Zirconium(IV) oxide is a corrosion product of the zircalloy cladding material surrounding nuclear fuel rods. In a final repository for spent nuclear fuel (SNF) where water has come into contact with the UO2 ceramic and surrounding fuel rods, dissolution of zircalloy and the formation of zirconia on the cladding surface may be accompanied by reactions with dissolved radionuclides from the SNF matrix. Actinide incorporation investigations in the corrosion and radiation resistant ZrO2 matrix have previously been conducted from a radionuclide conditioning point of view, i.e. where radionuclide immobilization within the zirconia ceramic is accomplished in high-temperature calcination or sintering procedures aiming at the long-term storage of radionuclides within the ceramic.

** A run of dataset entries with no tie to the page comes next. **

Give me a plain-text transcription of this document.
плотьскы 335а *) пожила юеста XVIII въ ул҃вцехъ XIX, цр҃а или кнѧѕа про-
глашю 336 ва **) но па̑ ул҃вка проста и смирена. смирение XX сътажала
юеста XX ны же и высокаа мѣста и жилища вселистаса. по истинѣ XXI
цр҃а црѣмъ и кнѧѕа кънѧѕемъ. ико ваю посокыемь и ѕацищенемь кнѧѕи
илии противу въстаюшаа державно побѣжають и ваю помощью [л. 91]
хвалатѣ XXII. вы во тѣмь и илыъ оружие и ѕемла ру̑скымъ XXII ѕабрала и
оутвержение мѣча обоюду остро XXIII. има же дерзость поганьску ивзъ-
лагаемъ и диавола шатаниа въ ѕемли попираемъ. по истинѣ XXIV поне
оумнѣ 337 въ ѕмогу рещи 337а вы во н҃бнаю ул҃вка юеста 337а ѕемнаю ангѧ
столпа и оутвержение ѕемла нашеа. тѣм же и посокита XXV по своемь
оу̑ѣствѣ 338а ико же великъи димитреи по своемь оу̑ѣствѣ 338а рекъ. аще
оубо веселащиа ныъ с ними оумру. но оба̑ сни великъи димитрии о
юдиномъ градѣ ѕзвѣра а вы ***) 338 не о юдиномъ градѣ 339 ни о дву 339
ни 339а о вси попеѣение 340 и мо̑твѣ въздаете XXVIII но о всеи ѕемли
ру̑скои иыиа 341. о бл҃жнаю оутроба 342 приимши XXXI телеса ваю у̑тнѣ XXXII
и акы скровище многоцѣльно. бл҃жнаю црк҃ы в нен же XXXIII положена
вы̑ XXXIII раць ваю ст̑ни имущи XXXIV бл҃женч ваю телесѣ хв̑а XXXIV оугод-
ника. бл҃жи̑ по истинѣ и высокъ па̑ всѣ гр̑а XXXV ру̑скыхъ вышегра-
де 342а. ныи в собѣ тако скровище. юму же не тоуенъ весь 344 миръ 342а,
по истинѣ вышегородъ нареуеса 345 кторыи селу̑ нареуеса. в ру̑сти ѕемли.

Building on these investigations the incorporation under SNF repository conditions where dissolution, coprecipitation and subsequent actinide incorporation reactions in zirconia occur in solution under slightly elevated temperatures will be investigated in this thesis which is why hydrothermal as well as high temperature synthesis will be employed.
ZrO2 has a monoclinic structure at ambient conditions but various metal ions such as Y3+, Ca2+, lanthanide and actinide ions can stabilize the oxide in its high temperature phases. Therefore the influence of synthesis conditions as well as the metal ion concentration on the zirconia structure and the nucleation process will be investigated using a combination of PXRD for phase determination and spectroscopic techniques to receive information on the local environment of the incorporated actinides. Incorporation of trivalent actinide dopants such as Cm3+ or their lanthanide analogues (e.g. Eu3+) will be investigated using time-resolved laser fluorescence spectroscopy (TRLFS). For the investigations with tetravalent actinides (Th4+, U4+ und Pu4+)x-ray absorption spectroscopy (XAS) will be complemented with TRLFS (U4+) and/or IR (oxidized forms of U and Pu) techniques. Finally, the structure and redox stability of the actinide-bearing zirconia phases will be investigated over time, as well as the stability of the synthesized phases under alpha particle irradiation.
The thesis will be done in cooperation with the University of Manchester.